New insights into the biology and treatment of minimal change disease and focal segmental glomerulosclerosis.

Abstract

Purpose of review: Until recently, the underlying pathophysiology of diffuse podocytopathies associated with nephrotic syndrome was not understood. Since the discovery of antinephrin antibodies and antibodies against other slit diaphragm components in a subset of patients with minimal change disease and focal segmental glomerulosclerosis, there has been a transformation of our understanding of disease pathogenesis and treatment rationale.

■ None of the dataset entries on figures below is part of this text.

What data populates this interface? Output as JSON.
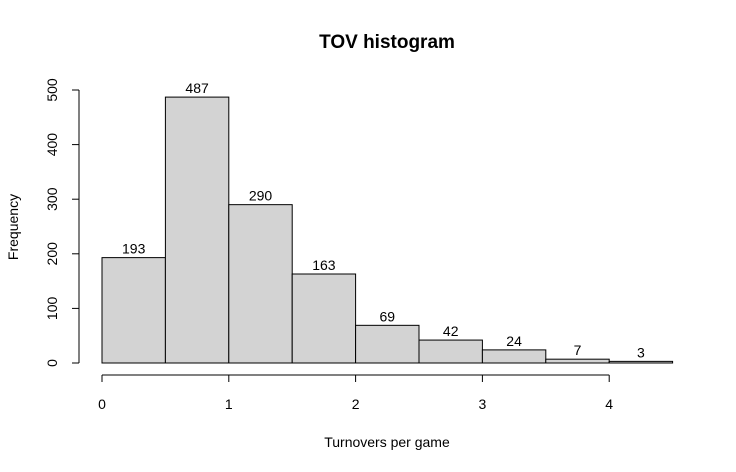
{
  "chart_data": {
    "type": "bar",
    "title": "TOV histogram",
    "xlabel": "Turnovers per game",
    "ylabel": "Frequency",
    "bin_edges": [
      0,
      0.5,
      1,
      1.5,
      2,
      2.5,
      3,
      3.5,
      4,
      4.5
    ],
    "values": [
      193,
      487,
      290,
      163,
      69,
      42,
      24,
      7,
      3
    ],
    "data_labels": [
      "193",
      "487",
      "290",
      "163",
      "69",
      "42",
      "24",
      "7",
      "3"
    ],
    "x_ticks": [
      0,
      1,
      2,
      3,
      4
    ],
    "x_tick_labels": [
      "0",
      "1",
      "2",
      "3",
      "4"
    ],
    "y_ticks": [
      0,
      100,
      200,
      300,
      400,
      500
    ],
    "y_tick_labels": [
      "0",
      "100",
      "200",
      "300",
      "400",
      "500"
    ],
    "xlim": [
      0,
      4
    ],
    "ylim": [
      0,
      500
    ],
    "bar_color": "#d3d3d3",
    "grid": false
  }
}
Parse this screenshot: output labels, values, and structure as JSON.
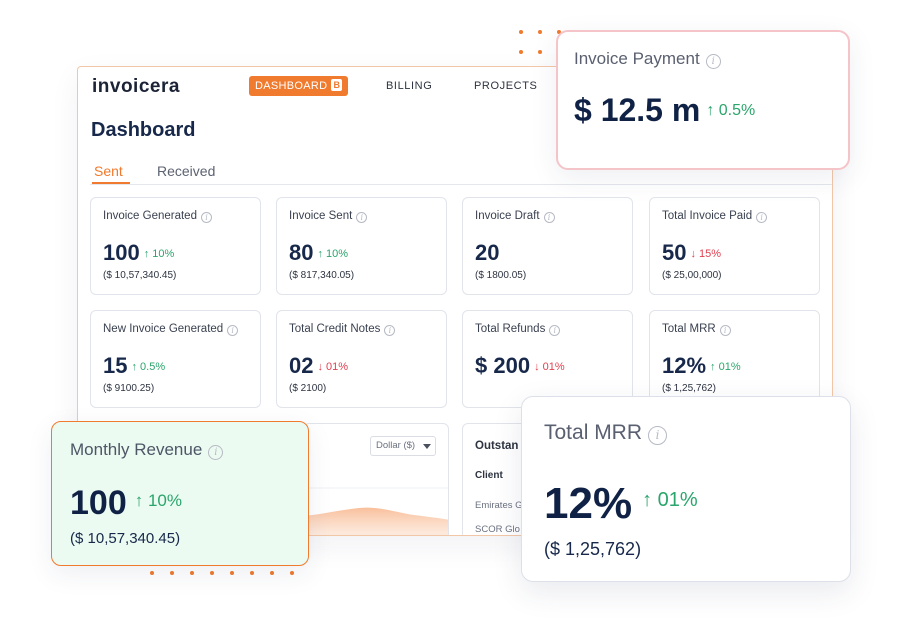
{
  "app": {
    "logo": "invoicera",
    "nav": {
      "dashboard": "DASHBOARD",
      "dashboard_badge": "B",
      "billing": "BILLING",
      "projects": "PROJECTS"
    }
  },
  "page": {
    "title": "Dashboard",
    "tabs": [
      {
        "label": "Sent",
        "active": true
      },
      {
        "label": "Received",
        "active": false
      }
    ]
  },
  "cards": [
    {
      "title": "Invoice Generated",
      "value": "100",
      "delta": "↑ 10%",
      "trend": "up",
      "sub": "($ 10,57,340.45)"
    },
    {
      "title": "Invoice Sent",
      "value": "80",
      "delta": "↑ 10%",
      "trend": "up",
      "sub": "($ 817,340.05)"
    },
    {
      "title": "Invoice Draft",
      "value": "20",
      "delta": "",
      "trend": "none",
      "sub": "($ 1800.05)"
    },
    {
      "title": "Total Invoice Paid",
      "value": "50",
      "delta": "↓ 15%",
      "trend": "down",
      "sub": "($ 25,00,000)"
    },
    {
      "title": "New Invoice Generated",
      "value": "15",
      "delta": "↑ 0.5%",
      "trend": "up",
      "sub": "($ 9100.25)"
    },
    {
      "title": "Total Credit Notes",
      "value": "02",
      "delta": "↓ 01%",
      "trend": "down",
      "sub": "($ 2100)"
    },
    {
      "title": "Total Refunds",
      "value": "$ 200",
      "delta": "↓ 01%",
      "trend": "down",
      "sub": ""
    },
    {
      "title": "Total MRR",
      "value": "12%",
      "delta": "↑ 01%",
      "trend": "up",
      "sub": "($ 1,25,762)"
    }
  ],
  "chart_panel": {
    "currency_select": "Dollar ($)"
  },
  "table_panel": {
    "title": "Outstan",
    "header": "Client",
    "rows": [
      "Emirates G",
      "SCOR Glo"
    ]
  },
  "popups": {
    "payment": {
      "title": "Invoice Payment",
      "value": "$ 12.5 m",
      "delta": "↑ 0.5%"
    },
    "revenue": {
      "title": "Monthly Revenue",
      "value": "100",
      "delta": "↑ 10%",
      "sub": "($ 10,57,340.45)"
    },
    "mrr": {
      "title": "Total MRR",
      "value": "12%",
      "delta": "↑ 01%",
      "sub": "($ 1,25,762)"
    }
  },
  "colors": {
    "accent": "#f07a2d",
    "positive": "#2aa56b",
    "negative": "#e04050",
    "text_dark": "#17284a"
  },
  "icons": {
    "info": "info-icon",
    "select_caret": "chevron-down-icon"
  }
}
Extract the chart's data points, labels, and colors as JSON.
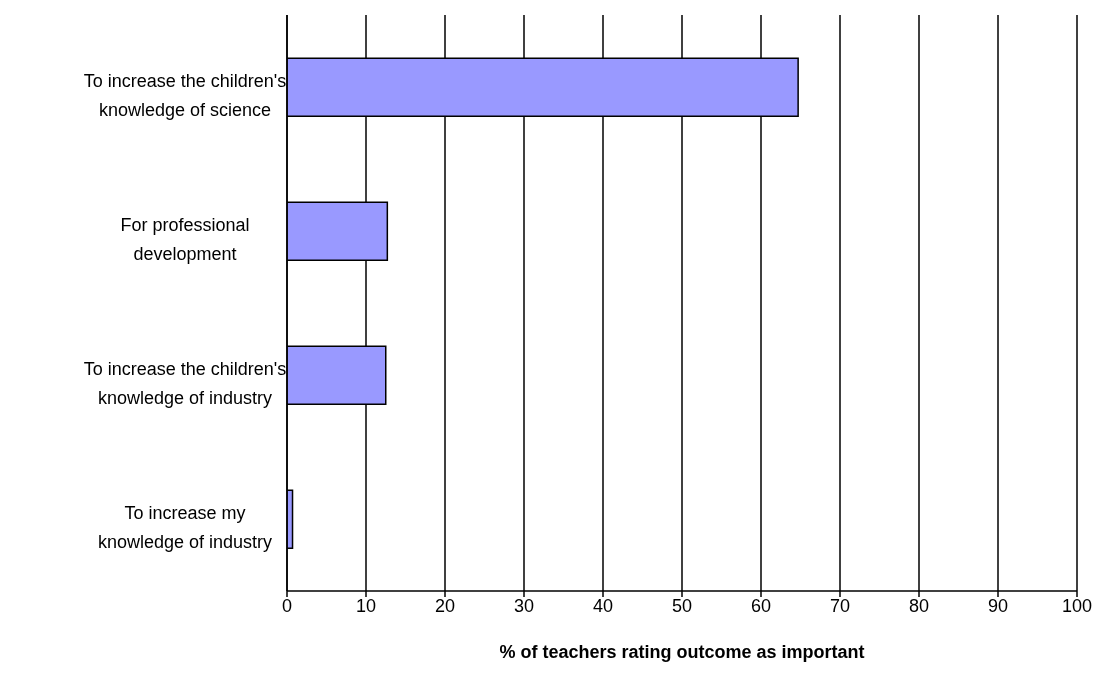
{
  "chart_data": {
    "type": "bar",
    "orientation": "horizontal",
    "xlabel": "% of teachers rating outcome as important",
    "categories": [
      "To increase the children's knowledge of science",
      "For professional development",
      "To increase the children's knowledge of industry",
      "To increase my knowledge of industry"
    ],
    "values": [
      64.7,
      12.7,
      12.5,
      0.7
    ],
    "color": "#9999ff",
    "xlim": [
      0,
      100
    ],
    "xticks": [
      0,
      10,
      20,
      30,
      40,
      50,
      60,
      70,
      80,
      90,
      100
    ],
    "grid": "x"
  }
}
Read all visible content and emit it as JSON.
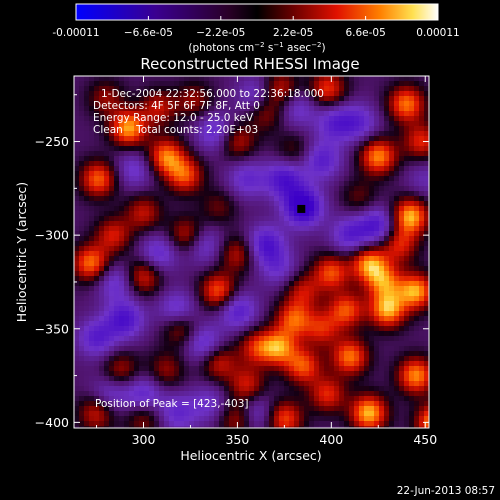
{
  "chart_data": {
    "type": "heatmap",
    "title": "Reconstructed RHESSI Image",
    "xlabel": "Heliocentric X (arcsec)",
    "ylabel": "Heliocentric Y (arcsec)",
    "xlim": [
      263,
      452
    ],
    "ylim": [
      -403,
      -215
    ],
    "x_ticks": [
      300,
      350,
      400,
      450
    ],
    "y_ticks": [
      -250,
      -300,
      -350,
      -400
    ],
    "colorbar": {
      "min": -0.00011,
      "max": 0.00011,
      "tick_values": [
        -0.00011,
        -6.6e-05,
        -2.2e-05,
        2.2e-05,
        6.6e-05,
        0.00011
      ],
      "tick_labels": [
        "-0.00011",
        "−6.6e-05",
        "−2.2e-05",
        "2.2e-05",
        "6.6e-05",
        "0.00011"
      ],
      "units_text": "(photons cm",
      "units_exp1": "−2",
      "units_mid": " s",
      "units_exp2": "−1",
      "units_mid2": " asec",
      "units_exp3": "−2",
      "units_end": ")"
    },
    "annotations": [
      "1-Dec-2004 22:32:56.000 to 22:36:18.000",
      "Detectors: 4F 5F 6F 7F 8F, Att 0",
      "Energy Range: 12.0 - 25.0 keV",
      "Clean    Total counts: 2.20E+03"
    ],
    "peak_label": "Position of Peak = [423,-403]",
    "peak": [
      423,
      -403
    ],
    "timestamp": "22-Jun-2013 08:57",
    "bright_spots": [
      [
        292,
        -243,
        0.9
      ],
      [
        276,
        -270,
        0.75
      ],
      [
        308,
        -232,
        0.5
      ],
      [
        312,
        -258,
        0.8
      ],
      [
        322,
        -268,
        0.7
      ],
      [
        284,
        -300,
        0.55
      ],
      [
        300,
        -288,
        0.5
      ],
      [
        323,
        -300,
        0.55
      ],
      [
        272,
        -315,
        0.8
      ],
      [
        300,
        -322,
        0.6
      ],
      [
        340,
        -330,
        0.75
      ],
      [
        350,
        -310,
        0.5
      ],
      [
        350,
        -250,
        0.5
      ],
      [
        365,
        -235,
        0.4
      ],
      [
        373,
        -222,
        0.55
      ],
      [
        398,
        -222,
        0.65
      ],
      [
        425,
        -258,
        0.85
      ],
      [
        440,
        -230,
        0.8
      ],
      [
        448,
        -250,
        0.6
      ],
      [
        442,
        -290,
        0.95
      ],
      [
        420,
        -315,
        0.85
      ],
      [
        400,
        -320,
        0.7
      ],
      [
        380,
        -345,
        0.7
      ],
      [
        395,
        -350,
        0.55
      ],
      [
        410,
        -365,
        0.8
      ],
      [
        430,
        -340,
        0.9
      ],
      [
        445,
        -330,
        0.9
      ],
      [
        445,
        -375,
        0.85
      ],
      [
        420,
        -395,
        0.95
      ],
      [
        375,
        -398,
        0.7
      ],
      [
        398,
        -385,
        0.6
      ],
      [
        355,
        -380,
        0.55
      ],
      [
        340,
        -368,
        0.55
      ],
      [
        320,
        -350,
        0.5
      ],
      [
        312,
        -372,
        0.4
      ],
      [
        288,
        -372,
        0.45
      ],
      [
        275,
        -395,
        0.55
      ],
      [
        300,
        -398,
        0.4
      ],
      [
        350,
        -398,
        0.5
      ],
      [
        372,
        -360,
        0.8
      ],
      [
        385,
        -370,
        0.7
      ],
      [
        408,
        -340,
        0.7
      ],
      [
        428,
        -325,
        0.7
      ],
      [
        436,
        -305,
        0.6
      ],
      [
        385,
        -330,
        0.5
      ],
      [
        360,
        -360,
        0.55
      ],
      [
        455,
        -400,
        0.9
      ],
      [
        327,
        -228,
        0.4
      ],
      [
        280,
        -227,
        0.4
      ],
      [
        340,
        -285,
        0.3
      ],
      [
        380,
        -255,
        0.3
      ],
      [
        415,
        -280,
        0.3
      ]
    ],
    "dark_spots": [
      [
        385,
        -285,
        1.0
      ],
      [
        410,
        -300,
        0.6
      ],
      [
        425,
        -295,
        0.7
      ],
      [
        375,
        -270,
        0.7
      ],
      [
        395,
        -260,
        0.6
      ],
      [
        365,
        -305,
        0.7
      ],
      [
        350,
        -340,
        0.65
      ],
      [
        332,
        -358,
        0.6
      ],
      [
        318,
        -340,
        0.55
      ],
      [
        290,
        -345,
        0.7
      ],
      [
        275,
        -355,
        0.6
      ],
      [
        285,
        -325,
        0.5
      ],
      [
        308,
        -310,
        0.55
      ],
      [
        332,
        -305,
        0.5
      ],
      [
        338,
        -245,
        0.55
      ],
      [
        355,
        -270,
        0.5
      ],
      [
        295,
        -265,
        0.45
      ],
      [
        300,
        -385,
        0.55
      ],
      [
        318,
        -395,
        0.5
      ],
      [
        282,
        -385,
        0.45
      ],
      [
        360,
        -395,
        0.5
      ],
      [
        402,
        -240,
        0.55
      ],
      [
        382,
        -232,
        0.45
      ],
      [
        415,
        -240,
        0.5
      ],
      [
        360,
        -225,
        0.45
      ],
      [
        335,
        -390,
        0.4
      ],
      [
        450,
        -270,
        0.3
      ],
      [
        372,
        -318,
        0.4
      ]
    ]
  }
}
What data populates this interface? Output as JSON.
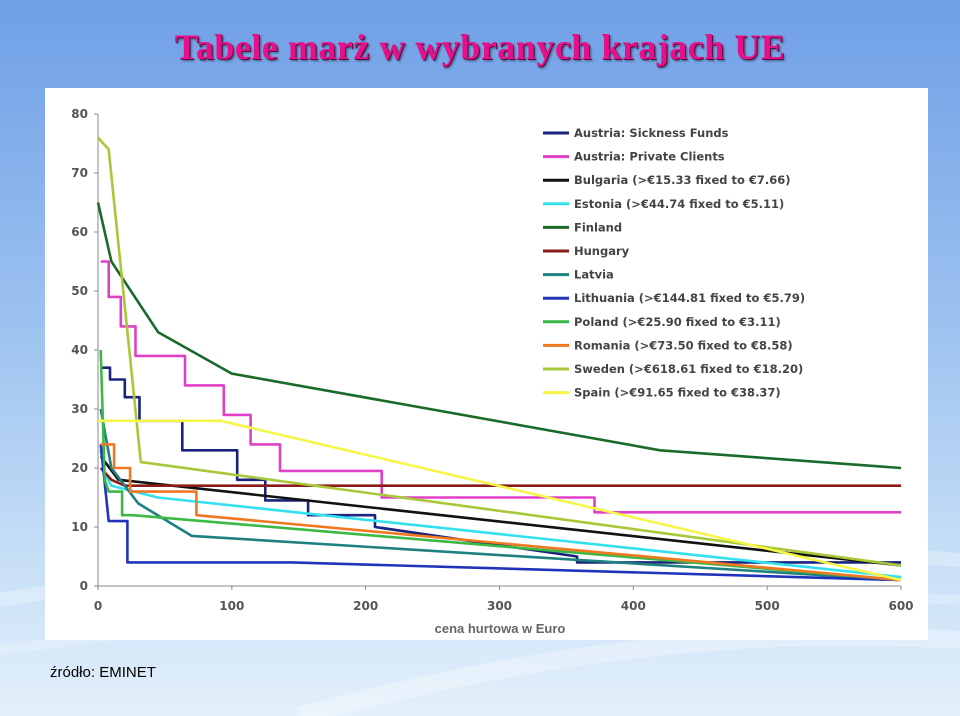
{
  "slide": {
    "title": "Tabele marż w wybranych krajach UE",
    "source": "źródło: EMINET"
  },
  "chart_data": {
    "type": "line",
    "title": "",
    "xlabel": "cena hurtowa w Euro",
    "ylabel": "",
    "xlim": [
      0,
      600
    ],
    "ylim": [
      0,
      80
    ],
    "xticks": [
      0,
      100,
      200,
      300,
      400,
      500,
      600
    ],
    "yticks": [
      0,
      10,
      20,
      30,
      40,
      50,
      60,
      70,
      80
    ],
    "grid": false,
    "legend_position": "top-right",
    "series": [
      {
        "name": "Austria: Sickness Funds",
        "color": "#1a237e",
        "points": [
          [
            2,
            37
          ],
          [
            9,
            37
          ],
          [
            9,
            35
          ],
          [
            20,
            35
          ],
          [
            20,
            32
          ],
          [
            31,
            32
          ],
          [
            31,
            28
          ],
          [
            63,
            28
          ],
          [
            63,
            23
          ],
          [
            104,
            23
          ],
          [
            104,
            18
          ],
          [
            125,
            18
          ],
          [
            125,
            14.5
          ],
          [
            157,
            14.5
          ],
          [
            157,
            12
          ],
          [
            207,
            12
          ],
          [
            207,
            10
          ],
          [
            358,
            5
          ],
          [
            358,
            4
          ],
          [
            600,
            4
          ]
        ]
      },
      {
        "name": "Austria: Private Clients",
        "color": "#e040c8",
        "points": [
          [
            2,
            55
          ],
          [
            8,
            55
          ],
          [
            8,
            49
          ],
          [
            17,
            49
          ],
          [
            17,
            44
          ],
          [
            28,
            44
          ],
          [
            28,
            39
          ],
          [
            65,
            39
          ],
          [
            65,
            34
          ],
          [
            94,
            34
          ],
          [
            94,
            29
          ],
          [
            114,
            29
          ],
          [
            114,
            24
          ],
          [
            136,
            24
          ],
          [
            136,
            19.5
          ],
          [
            212,
            19.5
          ],
          [
            212,
            15
          ],
          [
            371,
            15
          ],
          [
            371,
            12.5
          ],
          [
            600,
            12.5
          ]
        ]
      },
      {
        "name": "Bulgaria (>€15.33 fixed to €7.66)",
        "color": "#111111",
        "points": [
          [
            2,
            22
          ],
          [
            15.33,
            18
          ],
          [
            600,
            3.5
          ]
        ]
      },
      {
        "name": "Estonia (>€44.74 fixed to €5.11)",
        "color": "#33e0ee",
        "points": [
          [
            2,
            23
          ],
          [
            5,
            19
          ],
          [
            10,
            17
          ],
          [
            44.74,
            15
          ],
          [
            600,
            1.5
          ]
        ]
      },
      {
        "name": "Finland",
        "color": "#1a6b2a",
        "points": [
          [
            0,
            65
          ],
          [
            10,
            55
          ],
          [
            45,
            43
          ],
          [
            100,
            36
          ],
          [
            420,
            23
          ],
          [
            600,
            20
          ]
        ]
      },
      {
        "name": "Hungary",
        "color": "#8b1a1a",
        "points": [
          [
            2,
            20
          ],
          [
            10,
            18
          ],
          [
            20,
            17
          ],
          [
            600,
            17
          ]
        ]
      },
      {
        "name": "Latvia",
        "color": "#1f8080",
        "points": [
          [
            2,
            30
          ],
          [
            10,
            20
          ],
          [
            30,
            14
          ],
          [
            70,
            8.5
          ],
          [
            600,
            1
          ]
        ]
      },
      {
        "name": "Lithuania (>€144.81 fixed to €5.79)",
        "color": "#2233bb",
        "points": [
          [
            2,
            24
          ],
          [
            8,
            11
          ],
          [
            22,
            11
          ],
          [
            22,
            4
          ],
          [
            144.81,
            4
          ],
          [
            600,
            1
          ]
        ]
      },
      {
        "name": "Poland (>€25.90 fixed to €3.11)",
        "color": "#3cb844",
        "points": [
          [
            2,
            40
          ],
          [
            5,
            18
          ],
          [
            8,
            16
          ],
          [
            18,
            16
          ],
          [
            18,
            12
          ],
          [
            25.9,
            12
          ],
          [
            600,
            1
          ]
        ]
      },
      {
        "name": "Romania (>€73.50 fixed to €8.58)",
        "color": "#f07820",
        "points": [
          [
            2,
            24
          ],
          [
            12,
            24
          ],
          [
            12,
            20
          ],
          [
            24,
            20
          ],
          [
            24,
            16
          ],
          [
            73.5,
            16
          ],
          [
            73.5,
            12
          ],
          [
            600,
            1
          ]
        ]
      },
      {
        "name": "Sweden (>€618.61 fixed to €18.20)",
        "color": "#a8c83a",
        "points": [
          [
            0,
            76
          ],
          [
            8,
            74
          ],
          [
            32,
            21
          ],
          [
            600,
            3.5
          ]
        ]
      },
      {
        "name": "Spain (>€91.65 fixed to €38.37)",
        "color": "#f5f54a",
        "points": [
          [
            0,
            28
          ],
          [
            91.65,
            28
          ],
          [
            600,
            1
          ]
        ]
      }
    ]
  }
}
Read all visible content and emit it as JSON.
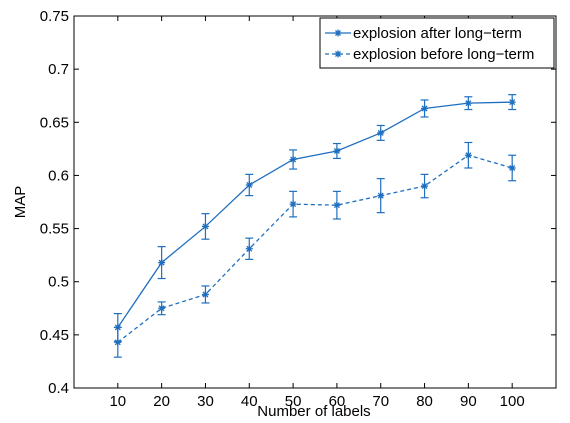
{
  "chart_data": {
    "type": "line",
    "title": "",
    "xlabel": "Number of labels",
    "ylabel": "MAP",
    "x": [
      10,
      20,
      30,
      40,
      50,
      60,
      70,
      80,
      90,
      100
    ],
    "xtick_labels": [
      "10",
      "20",
      "30",
      "40",
      "50",
      "60",
      "70",
      "80",
      "90",
      "100"
    ],
    "xlim": [
      0,
      110
    ],
    "ylim": [
      0.4,
      0.75
    ],
    "ytick_values": [
      0.4,
      0.45,
      0.5,
      0.55,
      0.6,
      0.65,
      0.7,
      0.75
    ],
    "ytick_labels": [
      "0.4",
      "0.45",
      "0.5",
      "0.55",
      "0.6",
      "0.65",
      "0.7",
      "0.75"
    ],
    "grid": false,
    "legend_position": "top-right",
    "series": [
      {
        "name": "explosion after long−term",
        "line_style": "solid",
        "marker": "star",
        "color": "#1f6fc0",
        "values": [
          0.457,
          0.518,
          0.552,
          0.591,
          0.615,
          0.623,
          0.64,
          0.663,
          0.668,
          0.669
        ],
        "errors": [
          0.013,
          0.015,
          0.012,
          0.01,
          0.009,
          0.007,
          0.007,
          0.008,
          0.006,
          0.007
        ]
      },
      {
        "name": "explosion before long−term",
        "line_style": "dashed",
        "marker": "star",
        "color": "#1f6fc0",
        "values": [
          0.443,
          0.475,
          0.488,
          0.531,
          0.573,
          0.572,
          0.581,
          0.59,
          0.619,
          0.607
        ],
        "errors": [
          0.014,
          0.006,
          0.008,
          0.01,
          0.012,
          0.013,
          0.016,
          0.011,
          0.012,
          0.012
        ]
      }
    ]
  }
}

Recent findings: Antinephrin antibodies are common in patients with acquired diffuse podocytopathy and are most reliably detected among those patients with treatment-naive nephrotic syndrome. Circulating antibodies correlate with disease activity and may be useful for monitoring patients with podocytopathies. Rituximab represents an effective treatment inducing remission in a majority of patients and reducing the frequency of relapses. Optimal dosing and frequency remain unclear, and randomized trials in this space are ongoing.

Summary: Our understanding of immune-mediated podocytopathy is rapidly evolving, and changes in treatment paradigms are likely to continue to change, with emphasis on targeted therapies addressing disease pathogenesis. Future prospective studies are required to understand the optimal use of antinephrin antibodies for diagnosis and monitoring and how to tailor therapy to individual patients.